Iran’s sudden rhetorical embrace of international law and the UN Charter is deeply ironic, given that since the 1979 overthrow of the shah, the Islamic Republic has repeatedly shown contempt for these very norms, most memorably during the 444-day hostage crisis at the US Embassy in Tehran beginning in November 1979. It is hardly necessary to look far to see that Iran has never truly respected international law but instead followed its own rules, exploiting America’s periodic willingness to treat Iran as a useful boogeyman for pressuring Gulf states into viewing the United States as their only protector.
This dynamic, marketed under the slogan of “exporting the revolution,” has played out for decades. It is useful, even today, to remember Iran’s activities in Lebanon from the very first days, including the kidnapping of David Dodge, the president of the American University of Beirut, who was eventually released from Tehran after being routed through Syria.
Successive American administrations have too often remained silent about Iran’s outrages. In the 1980s, they stayed silent about the kidnappings of Americans such as CIA station chief William Buckley and Col. William Higgins, who was working with the UN’s international observer mission in southern Lebanon. US administrations likewise ignored Hezbollah’s violence, which ultimately prompted the withdrawal of US forces from Lebanon after the bombing of the US Embassy in Beirut and the suicide attack on the Marine barracks near Beirut airport on October 23, 1983.
Nowhere in Iran’s regional record does respect for international law appear—unless one truly believes that the assassination of Rafic Hariri and his companions on February 14, 2005, was carried out in accordance with the United Nations Charter on Human Rights.
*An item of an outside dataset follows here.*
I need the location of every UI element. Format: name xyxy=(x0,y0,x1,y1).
That killing was designed to crush the only serious attempt to revive Beirut and Lebanon after decades of civil war, which began with the conflicts of April 13, 1975. This is precisely what President Joseph Aoun should have noted, instead of ignoring it, during the celebration of lighting up Martyrs’ Square and Nejmeh Square.
Theoretically, the Israeli-Iranian war has stopped. The direct American intervention on Israel’s behalf during this conflict will stand as one of its most consequential chapters since hostilities erupted on June 13, 2025. However, the cessation of open warfare does not mean the challenges facing the Iranian regime have vanished. Those challenges persist, despite the collapse of its regional expansionist project, the uncertainty now surrounding the regime’s own survival, and the demonstrated ability of Israel to penetrate both Iran’s security services and its society at large. Ultimately, is the Iranian regime, in its current shape, viable without the engine of regional expansionism, no matter how many victory celebrations are staged to suggest otherwise?